15 Besturingssysteem installeren
Bij het starten van de virtuele machine start ook gelijk de installatie voor de virtuele machine. Dit kun je via Console volgen. Veel instellingen (zoals gebruikersaccounts en netwerk) regel je nu uiteraard binnen de server en grotendeels al tijdens de installatie. Wil je een mooier beeld, dan kies je rechtsboven onder Console voor noVNC. Ook Spice is een goede optie, maar vereist wat extra software.
16 Back-up maken
Je kunt eenvoudig een back-up maken van een container of virtuele machine, door bij het betreffende systeem naar Backup te gaan. Je kunt ook een taak toevoegen voor automatische periodieke back-ups, onder Datacenter / Backup. Het is slim daarbij een e-mailnotificatie aan te zetten voor mislukte back-ups.

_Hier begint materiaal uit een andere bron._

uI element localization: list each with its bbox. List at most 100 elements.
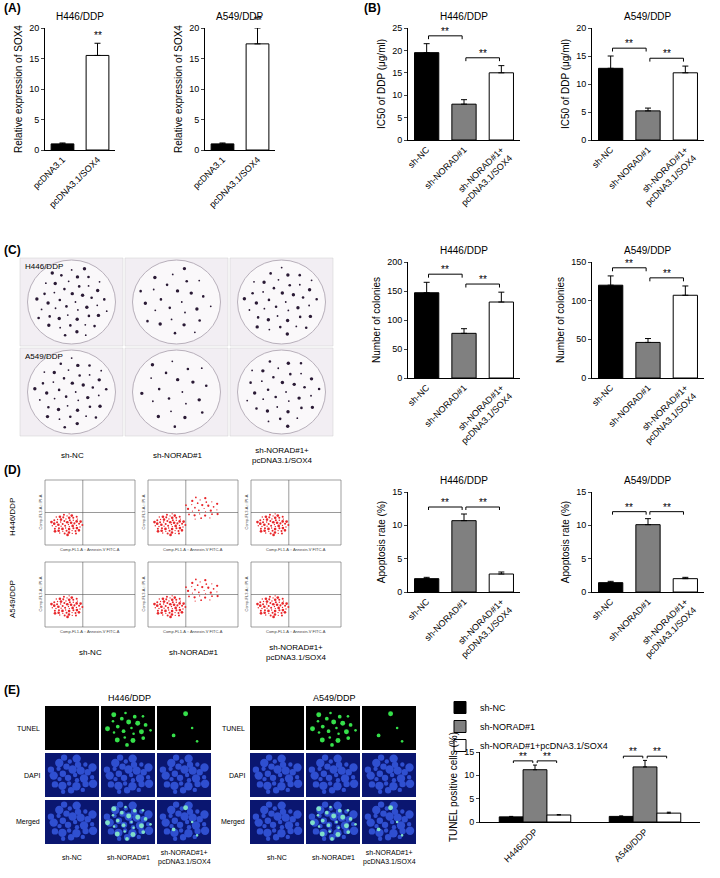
svg-text:A549/DDP: A549/DDP [624, 245, 672, 256]
svg-text:sh-NORAD#1: sh-NORAD#1 [607, 597, 653, 643]
svg-text:Apoptosis rate (%): Apoptosis rate (%) [376, 501, 387, 583]
svg-text:A549/DDP: A549/DDP [8, 580, 17, 618]
svg-text:DAPI: DAPI [24, 772, 40, 779]
svg-text:0: 0 [397, 373, 402, 383]
svg-text:Number of colonies: Number of colonies [555, 277, 566, 363]
svg-text:sh-NORAD#1: sh-NORAD#1 [423, 145, 469, 191]
svg-text:0: 0 [581, 373, 586, 383]
svg-text:**: ** [663, 268, 671, 279]
svg-text:sh-NORAD#1+pcDNA3.1/SOX4: sh-NORAD#1+pcDNA3.1/SOX4 [158, 849, 211, 866]
svg-text:sh-NC: sh-NC [590, 596, 615, 621]
svg-text:Number of colonies: Number of colonies [371, 277, 382, 363]
svg-text:pcDNA3.1: pcDNA3.1 [31, 155, 67, 191]
svg-text:H446/DDP: H446/DDP [56, 11, 104, 22]
svg-text:0: 0 [581, 587, 586, 597]
svg-text:sh-NORAD#1+pcDNA3.1/SOX4: sh-NORAD#1+pcDNA3.1/SOX4 [635, 145, 698, 208]
svg-text:**: ** [441, 497, 449, 508]
svg-text:0: 0 [34, 145, 39, 155]
svg-text:**: ** [625, 38, 633, 49]
svg-text:H446/DDP: H446/DDP [108, 693, 151, 703]
svg-text:pcDNA3.1/SOX4: pcDNA3.1/SOX4 [47, 155, 102, 210]
svg-text:20: 20 [576, 23, 586, 33]
svg-text:10: 10 [576, 79, 586, 89]
svg-text:0: 0 [397, 135, 402, 145]
svg-text:Comp-FL1-A :: Annexin-V FITC-A: Comp-FL1-A :: Annexin-V FITC-A [266, 547, 326, 552]
svg-text:**: ** [254, 15, 262, 26]
svg-text:A549/DDP: A549/DDP [25, 352, 63, 361]
svg-text:**: ** [653, 746, 661, 757]
svg-text:**: ** [479, 497, 487, 508]
svg-text:Comp-FL3-A :: PI-A: Comp-FL3-A :: PI-A [244, 494, 249, 529]
svg-text:sh-NC: sh-NC [406, 144, 431, 169]
svg-text:A549/DDP: A549/DDP [313, 693, 356, 703]
svg-text:20: 20 [189, 23, 199, 33]
svg-text:sh-NORAD#1: sh-NORAD#1 [423, 383, 469, 429]
svg-text:5: 5 [581, 107, 586, 117]
svg-text:A549/DDP: A549/DDP [216, 11, 264, 22]
svg-text:15: 15 [576, 51, 586, 61]
svg-text:sh-NC: sh-NC [62, 854, 82, 861]
svg-text:Relative expression of SOX4: Relative expression of SOX4 [13, 25, 24, 153]
svg-text:5: 5 [34, 115, 39, 125]
svg-text:Comp-FL1-A :: Annexin-V FITC-A: Comp-FL1-A :: Annexin-V FITC-A [163, 547, 223, 552]
svg-text:**: ** [625, 502, 633, 513]
svg-text:10: 10 [29, 84, 39, 94]
svg-text:sh-NORAD#1+pcDNA3.1/SOX4: sh-NORAD#1+pcDNA3.1/SOX4 [266, 643, 327, 662]
svg-text:sh-NORAD#1+pcDNA3.1/SOX4: sh-NORAD#1+pcDNA3.1/SOX4 [451, 383, 514, 446]
svg-text:5: 5 [194, 115, 199, 125]
svg-text:DAPI: DAPI [229, 772, 245, 779]
svg-text:sh-NORAD#1: sh-NORAD#1 [423, 597, 469, 643]
svg-text:TUNEL positive cells (%): TUNEL positive cells (%) [448, 732, 459, 842]
svg-text:TUNEL: TUNEL [222, 725, 245, 732]
svg-text:H446/DDP: H446/DDP [502, 827, 539, 864]
svg-text:Comp-FL1-A :: Annexin-V FITC-A: Comp-FL1-A :: Annexin-V FITC-A [266, 629, 326, 634]
svg-text:5: 5 [397, 113, 402, 123]
svg-text:(B): (B) [364, 1, 381, 15]
svg-text:50: 50 [576, 334, 586, 344]
svg-text:Apoptosis rate (%): Apoptosis rate (%) [560, 501, 571, 583]
svg-text:sh-NORAD#1: sh-NORAD#1 [169, 648, 218, 657]
svg-text:0: 0 [469, 817, 474, 827]
svg-text:**: ** [441, 264, 449, 275]
svg-text:H446/DDP: H446/DDP [440, 245, 488, 256]
svg-text:0: 0 [194, 145, 199, 155]
svg-text:Merged: Merged [16, 818, 40, 826]
svg-text:20: 20 [29, 23, 39, 33]
svg-text:sh-NORAD#1: sh-NORAD#1 [153, 451, 202, 460]
svg-text:**: ** [519, 751, 527, 762]
svg-text:15: 15 [392, 68, 402, 78]
svg-text:(E): (E) [4, 683, 20, 697]
svg-text:**: ** [629, 746, 637, 757]
svg-text:sh-NORAD#1+pcDNA3.1/SOX4: sh-NORAD#1+pcDNA3.1/SOX4 [480, 741, 608, 751]
svg-text:5: 5 [397, 554, 402, 564]
svg-text:25: 25 [392, 23, 402, 33]
svg-text:(D): (D) [4, 463, 21, 477]
svg-text:Relative expression of SOX4: Relative expression of SOX4 [173, 25, 184, 153]
svg-text:**: ** [663, 48, 671, 59]
svg-text:10: 10 [576, 520, 586, 530]
svg-text:Comp-FL3-A :: PI-A: Comp-FL3-A :: PI-A [38, 494, 43, 529]
svg-text:sh-NC: sh-NC [79, 648, 102, 657]
svg-text:0: 0 [397, 587, 402, 597]
svg-text:0: 0 [581, 135, 586, 145]
svg-text:sh-NORAD#1: sh-NORAD#1 [607, 145, 653, 191]
svg-text:H446/DDP: H446/DDP [25, 262, 63, 271]
svg-text:sh-NORAD#1+pcDNA3.1/SOX4: sh-NORAD#1+pcDNA3.1/SOX4 [363, 849, 416, 866]
svg-text:10: 10 [464, 770, 474, 780]
svg-text:sh-NC: sh-NC [590, 144, 615, 169]
svg-text:100: 100 [387, 315, 402, 325]
svg-text:sh-NC: sh-NC [406, 382, 431, 407]
svg-text:15: 15 [392, 487, 402, 497]
svg-text:sh-NORAD#1+pcDNA3.1/SOX4: sh-NORAD#1+pcDNA3.1/SOX4 [635, 597, 698, 660]
svg-text:sh-NORAD#1: sh-NORAD#1 [480, 722, 535, 732]
svg-text:sh-NORAD#1: sh-NORAD#1 [607, 383, 653, 429]
svg-text:15: 15 [29, 54, 39, 64]
svg-text:Merged: Merged [221, 818, 245, 826]
svg-text:(C): (C) [4, 243, 21, 257]
svg-text:pcDNA3.1: pcDNA3.1 [191, 155, 227, 191]
svg-text:5: 5 [581, 554, 586, 564]
svg-text:TUNEL: TUNEL [17, 725, 40, 732]
svg-text:50: 50 [392, 344, 402, 354]
svg-text:IC50 of DDP (μg/ml): IC50 of DDP (μg/ml) [376, 39, 387, 129]
svg-text:Comp-FL1-A :: Annexin-V FITC-A: Comp-FL1-A :: Annexin-V FITC-A [60, 629, 120, 634]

Standaard kun je back-ups in de lokale map genaamd local maken. Het is echter raadzaam om ze op een extern systeem te bewaren, zoals de eerder gekoppelde NAS (paragraaf 5 en 6).
Een back-up van een unpriviliged container naar een netwerkshare (zoals NFS) vereist overigens een kleine aanpassing. Open daarvoor de shell en bewerk het bestand vzdump.conf met de opdracht:
nano /etc/vzdump.conf
Haal het commentaarteken (#) weg voor tmpdir: en wijzig deze instelling naar:
tmpdir: /tmp
Bewaar de aanpassingen met Ctrl+O en verlaat de editor met Ctrl+X. Tijdens het maken van de back-up zal dit nu als tijdelijke map worden gebruikt. Merk op dat de inhoud van deze map standaard bij het booten zal worden gewist.